We crashed a lot of balls that summer, travelling as far as Leeds in order to do so. On one occasion Mass was completely without formal clothing, but managed to acquire a long black cape from somewhere, which he wore over his reeking jeans. This was the first such undertaking. Security lapsed after eleven o' clock, and we slid in.
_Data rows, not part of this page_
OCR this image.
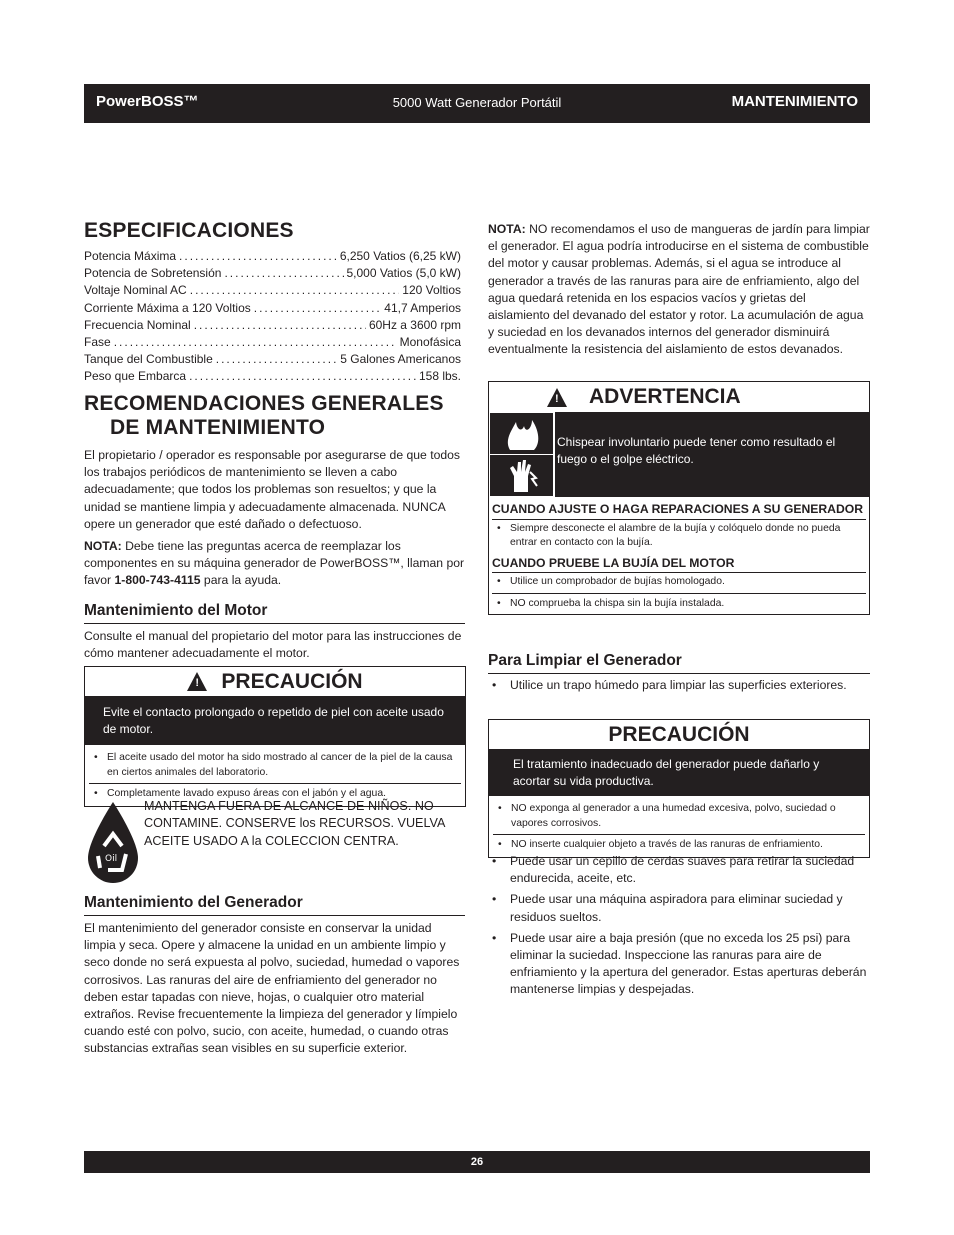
PowerBOSS™	5000 Watt Generador Portátil	MANTENIMIENTO
ESPECIFICACIONES
Potencia Máxima .....	6,250 Vatios (6,25 kW)
Potencia de Sobretensión .....	5,000 Vatios (5,0 kW)
Voltaje Nominal AC .....	120 Voltios
Corriente Máxima a 120 Voltios .....	41,7 Amperios
Frecuencia Nominal .....	60Hz a 3600 rpm
Fase .....	Monofásica
Tanque del Combustible .....	5 Galones Americanos
Peso que Embarca .....	158 lbs.
RECOMENDACIONES GENERALES
DE MANTENIMIENTO

El propietario / operador es responsable por asegurarse de que todos los trabajos periódicos de mantenimiento se lleven a cabo adecuadamente; que todos los problemas son resueltos; y que la unidad se mantiene limpia y adecuadamente almacenada. NUNCA opere un generador que esté dañado o defectuoso.

NOTA: Debe tiene las preguntas acerca de reemplazar los componentes en su máquina generador de PowerBOSS™, llaman por favor 1-800-743-4115 para la ayuda.

Mantenimiento del Motor

Consulte el manual del propietario del motor para las instrucciones de cómo mantener adecuadamente el motor.

! PRECAUCIÓN
Evite el contacto prolongado o repetido de piel con aceite usado de motor.
• El aceite usado del motor ha sido mostrado al cancer de la piel de la causa en ciertos animales del laboratorio.
• Completamente lavado expuso áreas con el jabón y el agua.
Oil

MANTENGA FUERA DE ALCANCE DE NIÑOS. NO CONTAMINE. CONSERVE los RECURSOS. VUELVA ACEITE USADO A la COLECCION CENTRA.

Mantenimiento del Generador

El mantenimiento del generador consiste en conservar la unidad limpia y seca. Opere y almacene la unidad en un ambiente limpio y seco donde no será expuesta al polvo, suciedad, humedad o vapores corrosivos. Las ranuras del aire de enfriamiento del generador no deben estar tapadas con nieve, hojas, o cualquier otro material extraños. Revise frecuentemente la limpieza del generador y límpielo cuando esté con polvo, sucio, con aceite, humedad, o cuando otras substancias extrañas sean visibles en su superficie exterior.

NOTA: NO recomendamos el uso de mangueras de jardín para limpiar el generador. El agua podría introducirse en el sistema de combustible del motor y causar problemas. Además, si el agua se introduce al generador a través de las ranuras para aire de enfriamiento, algo del agua quedará retenida en los espacios vacíos y grietas del aislamiento del devanado del estator y rotor. La acumulación de agua y suciedad en los devanados internos del generador disminuirá eventualmente la resistencia del aislamiento de estos devanados.

! ADVERTENCIA
Chispear involuntario puede tener como resultado el fuego o el golpe eléctrico.
CUANDO AJUSTE O HAGA REPARACIONES A SU GENERADOR
• Siempre desconecte el alambre de la bujía y colóquelo donde no pueda entrar en contacto con la bujía.
CUANDO PRUEBE LA BUJÍA DEL MOTOR
• Utilice un comprobador de bujías homologado.
• NO comprueba la chispa sin la bujía instalada.
Para Limpiar el Generador
• Utilice un trapo húmedo para limpiar las superficies exteriores.
PRECAUCIÓN
El tratamiento inadecuado del generador puede dañarlo y acortar su vida productiva.
• NO exponga al generador a una humedad excesiva, polvo, suciedad o vapores corrosivos.
• NO inserte cualquier objeto a través de las ranuras de enfriamiento.
• Puede usar un cepillo de cerdas suaves para retirar la suciedad endurecida, aceite, etc.
• Puede usar una máquina aspiradora para eliminar suciedad y residuos sueltos.
• Puede usar aire a baja presión (que no exceda los 25 psi) para eliminar la suciedad. Inspeccione las ranuras para aire de enfriamiento y la apertura del generador. Estas aperturas deberán mantenerse limpias y despejadas.
26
I think of my first spell at university as a time of immense and concentrated egoism, I suppose everyone does. I didn't have much time for politics, though I did march against student loans and poll tax in Glasgow, because I wanted a look at the place again, and there was a girl I liked who was going. I disliked Thatcher and wanted her out, if only because she was all I could remember. A limited horizon behind me. I deplored the fact that there existed, in my lifetime, in my present moment, the idea and practice of Apartheid. I didn't eat their apples. I disliked the accent. I knew who Nelson Mandela and Steve Biko were, but I didn't have a poster up.
The DJ played this song:
http://www.youtube.com/watch?v=NhjSzjoU7OQ
And I pogoed up and down for three minutes or so along with everyone else. I was wearing Doctor Steve's dinner suit, which was a little long in the arms, I remember. Then the music stopped. The DJ, who was at least as drunk as everyone else shouted "(unintelligible) FREE...!!! NELSON MANDELA IS FREE!!!" We were all very pleased, of course, even the posh kids, and we shouted and swore. Then the DJ played this song:
http://www.youtube.com/watch?v=AgcTvoWjZJU
And we fell about the place in a boozy hopeful rapture.
South Africa remains a troubled and divided nation, from what I can tell, but this moment was one of very few from my youth which history has been unable to tone. Its lustre is undimmed and its promise consummated, all because of one man. When one apparently impossible thing is achieved it tends to make us believe that other impossible ends might be reached, and maybe distant notions of a fairer world aren't so impractical. Hope persists. Nelson Mandela is free.